While it was unclear if the arrests were pre-planned to draw attention away from Egypt’s weak economy or unrelated political developments, they do follow a clear pattern, according to Michael Hanna, a senior fellow at the Century Foundation.
“It’s not necessarily any broader effort at diversion,” Hanna told ABC News. “This is the way that the government responds. It’s much more elemental than that.”
Egyptian authorities have in recent years arrested not only LGBT people, but also Islamists, secular activists, human rights workers and journalists.
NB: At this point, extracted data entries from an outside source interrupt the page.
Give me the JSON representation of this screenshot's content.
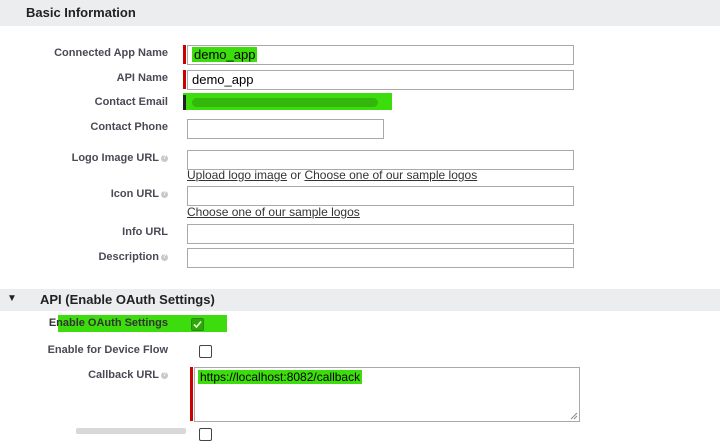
{
  "basic": {
    "title": "Basic Information",
    "connected_app_name_label": "Connected App Name",
    "connected_app_name_value": "demo_app",
    "api_name_label": "API Name",
    "api_name_value": "demo_app",
    "contact_email_label": "Contact Email",
    "contact_phone_label": "Contact Phone",
    "logo_image_url_label": "Logo Image URL",
    "upload_logo_link": "Upload logo image",
    "or_text": "or",
    "sample_logos_link": "Choose one of our sample logos",
    "icon_url_label": "Icon URL",
    "icon_sample_logos_link": "Choose one of our sample logos",
    "info_url_label": "Info URL",
    "description_label": "Description"
  },
  "api": {
    "title": "API (Enable OAuth Settings)",
    "enable_oauth_label": "Enable OAuth Settings",
    "enable_oauth_checked": true,
    "device_flow_label": "Enable for Device Flow",
    "device_flow_checked": false,
    "callback_url_label": "Callback URL",
    "callback_url_value": "https://localhost:8082/callback"
  },
  "colors": {
    "highlight": "#3ddc0c",
    "required": "#cc0000",
    "header_bg": "#ecedee"
  }
}
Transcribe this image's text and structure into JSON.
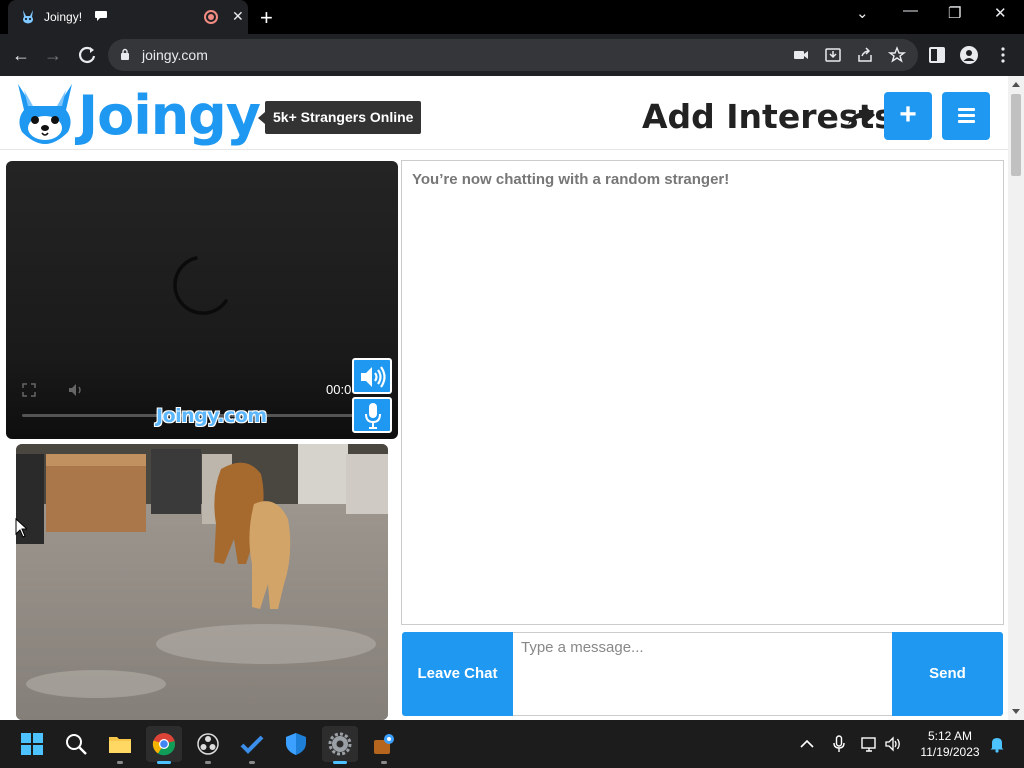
{
  "browser": {
    "tab_title": "Joingy!",
    "url": "joingy.com",
    "window_controls": [
      "chevron-down",
      "minimize",
      "restore",
      "close"
    ]
  },
  "header": {
    "logo_text": "Joingy",
    "online_badge": "5k+ Strangers Online",
    "add_interests": "Add Interests",
    "plus_label": "+",
    "brand_color": "#1e98f0"
  },
  "video": {
    "time": "00:0",
    "watermark": "Joingy.com"
  },
  "chat": {
    "status": "You’re now chatting with a random stranger!",
    "leave_label": "Leave Chat",
    "input_placeholder": "Type a message...",
    "input_value": "",
    "send_label": "Send"
  },
  "taskbar": {
    "apps": [
      "windows-start",
      "search",
      "file-explorer",
      "chrome",
      "obs",
      "todo",
      "defender",
      "settings",
      "other-app"
    ],
    "time": "5:12 AM",
    "date": "11/19/2023"
  }
}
“It’s just one group after another,” Michele Dunne, a senior fellow and director of the Middle East Program at the Carnegie Endowment for International Peace, told ABC News. “The number of people in detention for political or civic activism of one kind or another is in the tens of thousands.”
State Department spokeswoman Heather Nauert said in a statement that the United States was “concerned by reports of detentions and arrests of LGBTI persons” in Egypt. She said the United States urged countries “to uphold and respect their international human rights obligations and commitments” but did not call for any actions by Egypt specifically.
Periodic crackdowns
The LGBT community in Egypt has been subject to period crackdowns from authorities. In 2014, eight men were sentenced to prison for appearing in a video that allegedly showed a gay marriage, and 26 men were detained at a Cairo bathhouse as a television crew filmed the raid, according to reports. The 26 men were later acquitted.
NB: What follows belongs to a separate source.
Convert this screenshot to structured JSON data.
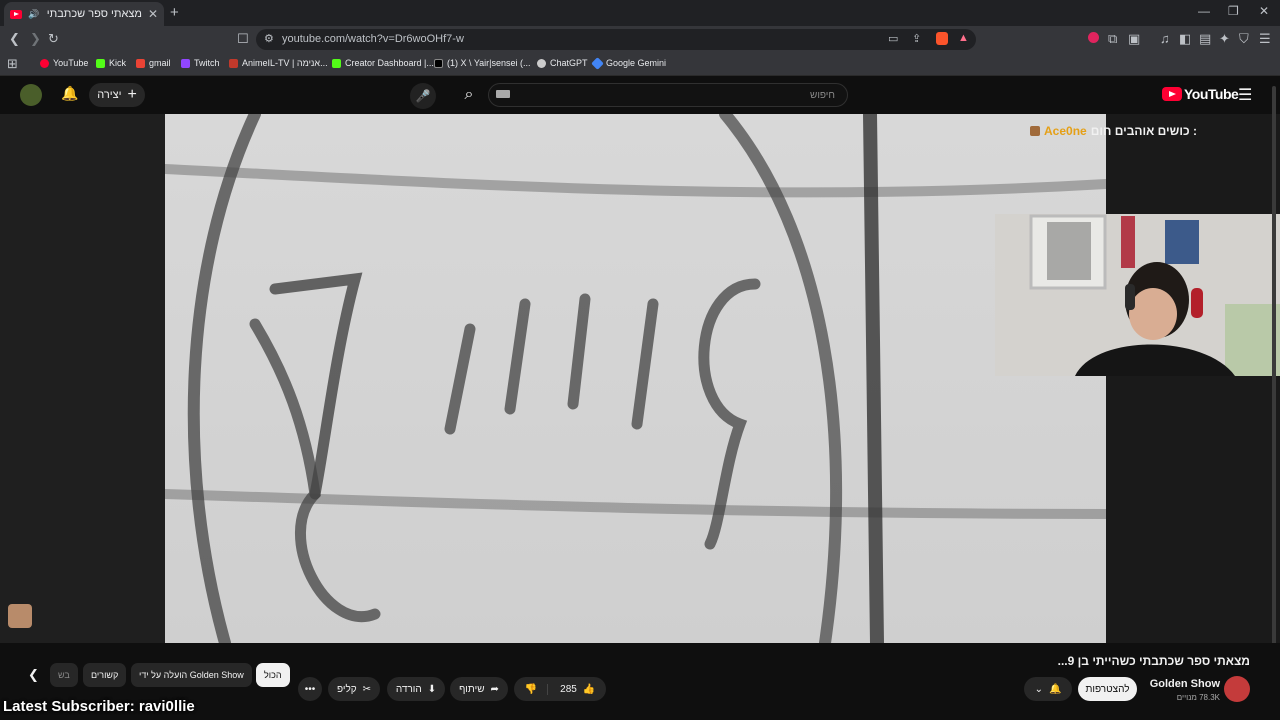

Once detained, those rounded up face abuses by police, human rights groups said.
“From testimonies collected in the past, we know that beating, cursing and limiting visits is a systematic practice by the police,” Dalia Abdel-Hameed, the head of the gender program at the Egyptian Initiative for Personal Rights, told ABC News. “The worst treatment takes place in police stations, which sometimes include physical harassment, groping and threatening with sexual violence.”
Authorities sometimes carry out invasive anal examinations, and at least five people arrested after last month’s concert were subjected to the procedure, according to Amnesty International, which the group called “tantamount to torture.”
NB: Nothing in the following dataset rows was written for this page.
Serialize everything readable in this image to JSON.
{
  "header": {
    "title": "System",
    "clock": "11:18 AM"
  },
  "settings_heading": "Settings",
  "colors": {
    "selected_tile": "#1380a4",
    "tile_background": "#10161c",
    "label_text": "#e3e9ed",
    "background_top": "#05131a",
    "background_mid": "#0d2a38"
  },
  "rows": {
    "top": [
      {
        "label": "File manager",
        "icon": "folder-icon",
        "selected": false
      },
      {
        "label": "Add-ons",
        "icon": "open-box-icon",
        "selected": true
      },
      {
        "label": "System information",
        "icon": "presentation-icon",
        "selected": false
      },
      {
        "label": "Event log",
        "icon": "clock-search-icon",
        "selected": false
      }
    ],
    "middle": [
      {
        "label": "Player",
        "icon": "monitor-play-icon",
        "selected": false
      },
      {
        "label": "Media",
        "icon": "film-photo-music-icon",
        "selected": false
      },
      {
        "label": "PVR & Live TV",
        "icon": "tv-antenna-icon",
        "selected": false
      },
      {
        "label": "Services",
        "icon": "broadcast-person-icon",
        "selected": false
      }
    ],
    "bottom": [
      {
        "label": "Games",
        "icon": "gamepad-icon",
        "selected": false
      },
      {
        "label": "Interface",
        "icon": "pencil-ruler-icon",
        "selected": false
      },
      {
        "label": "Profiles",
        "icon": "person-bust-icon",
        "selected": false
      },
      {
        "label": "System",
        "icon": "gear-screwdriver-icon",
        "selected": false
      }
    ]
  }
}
Sometimes people who have previously visited detainees are arrested themselves, according to Abdel-Hameed. Other times, people whose names appear on lists of sexual partners — detainees are forced to share their identities with police — are then rounded up, she said.
As of Monday, 10 of the people arrested in the latest crackdown have been sentenced to prison terms ranging from two to six years and are awaiting appeal, she said. Two had been acquitted but remained in custody, she said.
“It is needless to say that the majority of those arrested have nothing to do with the concert, but the government’s interest in a flag being waved raises a lot of questions on the priorities of this government,” Abdel-Hameed said. “Where is the crime in waving a flag at a concert?”
“Whatever the government reasons are, the price those people are paying is a hefty one, the torture and the stigma they have to deal with,” she added.
Mashrou’ Leila said it had been banned from playing in Egypt in the future. Since the Sept. 22 concert, Sinno said he had heard from “frightened” and “embarrassed” fans there.
“Change doesn’t come easily,” Sinno said, asked if he had a message for those fans. “I hope this doesn’t disillusion people enough to think that change is impossible.”